Pour ces derniers objets, le courtier immobilier remarque qu’il existe une sorte de barrière psychologique du prix, les ventes dépassant très rarement 1,5 ou 2 millions de francs. «Pour choisir une résidence secondaire en Suisse romande, je recommande avant tout de faire attention à l’emplacement de la commune, ainsi qu’à son dynamisme. Certains lieux ont perdu beaucoup de leur attrait suite à des désinvestissements ou des faillites d’infrastructures essentielles comme des hôtels, des bains ou des télécabines. Je pense par exemple à Charmey ou à Château-d’Oex», conclut Alexandre Baechler.

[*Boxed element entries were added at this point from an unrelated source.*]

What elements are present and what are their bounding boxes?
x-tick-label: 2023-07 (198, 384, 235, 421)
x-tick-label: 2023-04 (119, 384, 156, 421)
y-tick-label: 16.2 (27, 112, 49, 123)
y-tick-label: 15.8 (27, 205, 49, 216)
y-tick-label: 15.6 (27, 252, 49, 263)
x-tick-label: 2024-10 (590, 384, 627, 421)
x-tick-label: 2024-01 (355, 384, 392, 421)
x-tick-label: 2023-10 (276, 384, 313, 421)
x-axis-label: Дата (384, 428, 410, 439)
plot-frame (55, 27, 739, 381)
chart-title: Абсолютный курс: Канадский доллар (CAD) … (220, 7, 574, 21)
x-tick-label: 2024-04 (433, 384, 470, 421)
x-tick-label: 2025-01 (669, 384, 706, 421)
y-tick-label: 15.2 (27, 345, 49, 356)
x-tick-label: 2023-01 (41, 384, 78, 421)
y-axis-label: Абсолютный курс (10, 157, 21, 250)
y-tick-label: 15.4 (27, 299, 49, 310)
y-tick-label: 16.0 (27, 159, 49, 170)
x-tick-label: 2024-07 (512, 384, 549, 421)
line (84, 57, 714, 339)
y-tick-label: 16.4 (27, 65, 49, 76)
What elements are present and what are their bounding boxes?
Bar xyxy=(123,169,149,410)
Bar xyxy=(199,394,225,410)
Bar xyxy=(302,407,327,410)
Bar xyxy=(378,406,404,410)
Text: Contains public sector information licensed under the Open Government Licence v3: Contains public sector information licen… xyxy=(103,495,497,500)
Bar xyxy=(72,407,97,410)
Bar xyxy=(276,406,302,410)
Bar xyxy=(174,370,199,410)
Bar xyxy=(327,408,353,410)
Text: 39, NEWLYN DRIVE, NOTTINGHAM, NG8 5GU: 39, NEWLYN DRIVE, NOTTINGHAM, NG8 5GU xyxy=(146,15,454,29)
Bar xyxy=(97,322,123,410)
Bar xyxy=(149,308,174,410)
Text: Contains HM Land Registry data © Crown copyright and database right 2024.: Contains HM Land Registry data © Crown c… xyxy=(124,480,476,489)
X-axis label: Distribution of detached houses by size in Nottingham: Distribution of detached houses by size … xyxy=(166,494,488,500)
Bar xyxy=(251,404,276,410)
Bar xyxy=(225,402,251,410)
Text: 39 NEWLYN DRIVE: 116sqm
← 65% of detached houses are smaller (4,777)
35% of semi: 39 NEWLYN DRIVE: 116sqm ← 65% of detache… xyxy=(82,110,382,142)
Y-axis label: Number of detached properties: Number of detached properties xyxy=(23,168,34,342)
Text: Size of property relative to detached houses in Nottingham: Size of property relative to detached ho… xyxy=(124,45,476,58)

Deux périmètres distincts pour les résidences

L’étude de la BCV explique aussi que le regroupement des communes vaudoises dans lesquelles le seuil de 20% est franchi se démarque en deux périmètres, Alpes vaudoises et Lacs et Jura. Cela reflète évidemment des réalités touristiques différentes, davantage orientées sur le tourisme hivernal pour le premier périmètre que pour le second. «D’ailleurs, sur le plan suisse, la grande majorité des communes concernées par l’initiative Weber se situent dans les Alpes, les principales (par le nombre de résidences secondaires) portant des noms comme Crans-Montana, Davos, Bagnes, Nendaz ou Anniviers», ajoutent les auteurs.

L’autre différence entre les deux groupes réside dans la part moyenne de résidences secondaires; soit 56,5% dans les Alpes vaudoises et 22,8% dans le groupe Lacs et Jura. Le premier périmètre est donc logiquement plus affecté par la modification législative, ce qui équivaut en pratique à diviser par deux la construction de logements dans les Alpes.